Oviedo-Joekes Eugenia, Nosyk Bohdan, Brissette Suzanne, Chettiar Jill, Schneeberger Pascal, Marsh David C, Krausz Michael, Anis Aslam, Schechter Martin T
School of Population and Public Health, University of British Columbia, Vancouver, BC, Canada.
J Urban Health. 2008 Nov;85(6):812-25. doi: 10.1007/s11524-008-9312-9. Epub 2008 Aug 29.

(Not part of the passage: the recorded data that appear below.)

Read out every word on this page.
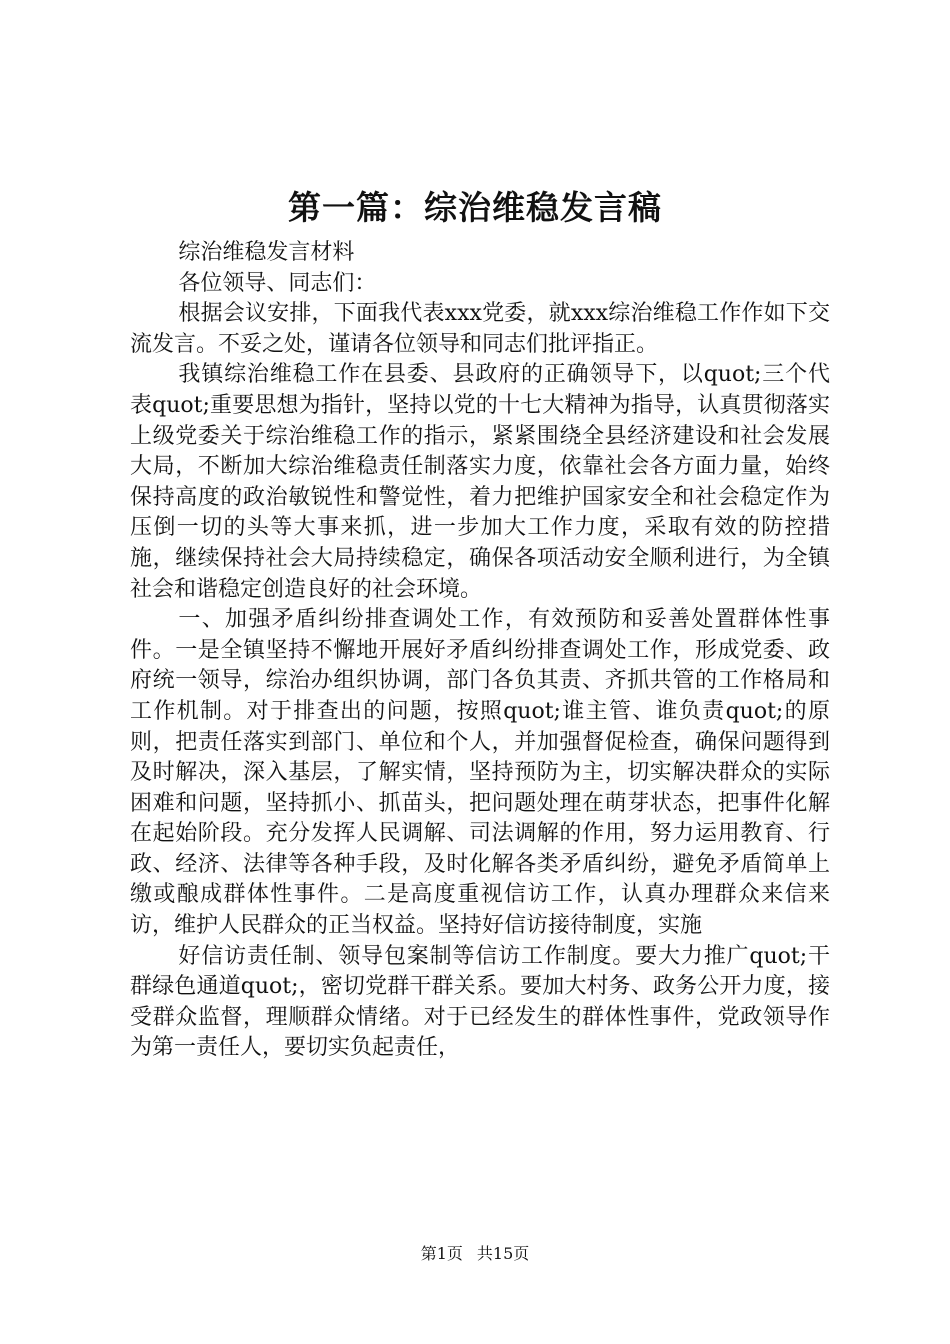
第一篇：综治维稳发言稿

综治维稳发言材料

各位领导、同志们：

根据会议安排，下面我代表xxx党委，就xxx综治维稳工作作如下交流发言。不妥之处，谨请各位领导和同志们批评指正。

我镇综治维稳工作在县委、县政府的正确领导下，以quot;三个代表quot;重要思想为指针，坚持以党的十七大精神为指导，认真贯彻落实上级党委关于综治维稳工作的指示，紧紧围绕全县经济建设和社会发展大局，不断加大综治维稳责任制落实力度，依靠社会各方面力量，始终保持高度的政治敏锐性和警觉性，着力把维护国家安全和社会稳定作为压倒一切的头等大事来抓，进一步加大工作力度，采取有效的防控措施，继续保持社会大局持续稳定，确保各项活动安全顺利进行，为全镇社会和谐稳定创造良好的社会环境。

一、加强矛盾纠纷排查调处工作，有效预防和妥善处置群体性事件。一是全镇坚持不懈地开展好矛盾纠纷排查调处工作，形成党委、政府统一领导，综治办组织协调，部门各负其责、齐抓共管的工作格局和工作机制。对于排查出的问题，按照quot;谁主管、谁负责quot;的原则，把责任落实到部门、单位和个人，并加强督促检查，确保问题得到及时解决，深入基层，了解实情，坚持预防为主，切实解决群众的实际困难和问题，坚持抓小、抓苗头，把问题处理在萌芽状态，把事件化解在起始阶段。充分发挥人民调解、司法调解的作用，努力运用教育、行政、经济、法律等各种手段，及时化解各类矛盾纠纷，避免矛盾简单上缴或酿成群体性事件。二是高度重视信访工作，认真办理群众来信来访，维护人民群众的正当权益。坚持好信访接待制度，实施

好信访责任制、领导包案制等信访工作制度。要大力推广quot;干群绿色通道quot;，密切党群干群关系。要加大村务、政务公开力度，接受群众监督，理顺群众情绪。对于已经发生的群体性事件，党政领导作为第一责任人，要切实负起责任，

第1页 共15页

The North American Opiate Medication Initiative (NAOMI) is a randomized controlled trial evaluating the feasibility and effectiveness of heroin-assisted treatment (HAT) in the Canadian context. Our objective is to analyze the profile of the NAOMI participant cohort in the context of illicit opioid use in Canada and to evaluate its comparability with patient profiles of European HAT studies. Recruitment began in February 2005 and ended in March 2007. Inclusion criteria included opioid dependence, 5 or more years of opioid use, regular opioid injection, and at least two previous opiate addiction treatment attempts. Standardized assessment instruments such as the European Addiction Severity Index and the Maudsley Addiction Profile were employed. A total of 251 individuals were randomized from Vancouver, BC (192, 76.5%), and Montreal, Quebec (59, 23.5%); 38.5% were female, the mean age was 39.7 years (SD:8.6), and participants had injected drugs for 16.5 years (SD:9.9), on average. In the prior month, heroin was used a mean of 26.5 days (SD:7.4) and cocaine 16 days (SD;12.6). Vancouver had significantly more patients residing in unstable housing (88.5 vs. 22%; p < 0.001) and higher use of smoked crack cocaine (16.9 days vs. 2.3 days in the prior month; p < 0.001), while a significantly higher proportion of Montreal participants reported needle sharing in the prior 6 months (25% vs. 3.7%; p < 0.001). In many respects, the patient cohort was similar to the European trials; however, NAOMI had a higher proportion of female participants and participants residing in unstable housing. This study suggests that the NAOMI study successfully recruited participants with a profile indicated for HAT. It also raises concern about the high levels of crack cocaine use and social marginalization.
北美阿片类药物治疗计划(NAOMI)是一项随机对照试验,旨在评估在加拿大背景下海洛因辅助治疗(HAT)的可行性和有效性。我们的目标是分析在加拿大非法使用阿片类药物的背景下NAOMI参与者队列的概况,并评估其与欧洲HAT研究患者概况的可比性。招募工作于2005年2月开始,2007年3月结束。纳入标准包括阿片类药物依赖、使用阿片类药物5年或更长时间、定期注射阿片类药物以及至少有过两次阿片类药物成瘾治疗尝试。采用了标准化评估工具,如欧洲成瘾严重程度指数和莫兹利成瘾量表。共有251人从不列颠哥伦比亚省温哥华市(192人,占76.5%)和魁北克省蒙特利尔市(59人,占23.5%)随机分组;38.5%为女性,平均年龄为39.7岁(标准差:8.6),参与者平均注射毒品16.5年(标准差:9.9)。在前一个月,平均使用海洛因26.5天(标准差:7.4),使用可卡因16天(标准差:12.6)。温哥华居住在不稳定住房中的患者明显更多(88.5%对22%;p<0.001),吸食快克可卡因的比例更高(前一个月为16.9天对2.3天;p<0.001),而蒙特利尔参与者在前6个月报告共用针头的比例明显更高(25%对3.7%;p<0.001)。在许多方面,该患者队列与欧洲试验相似;然而,NAOMI的女性参与者和居住在不稳定住房中的参与者比例更高。这项研究表明,NAOMI研究成功招募了符合HAT指征概况的参与者。它还引发了对高比例使用快克可卡因和社会边缘化问题的关注。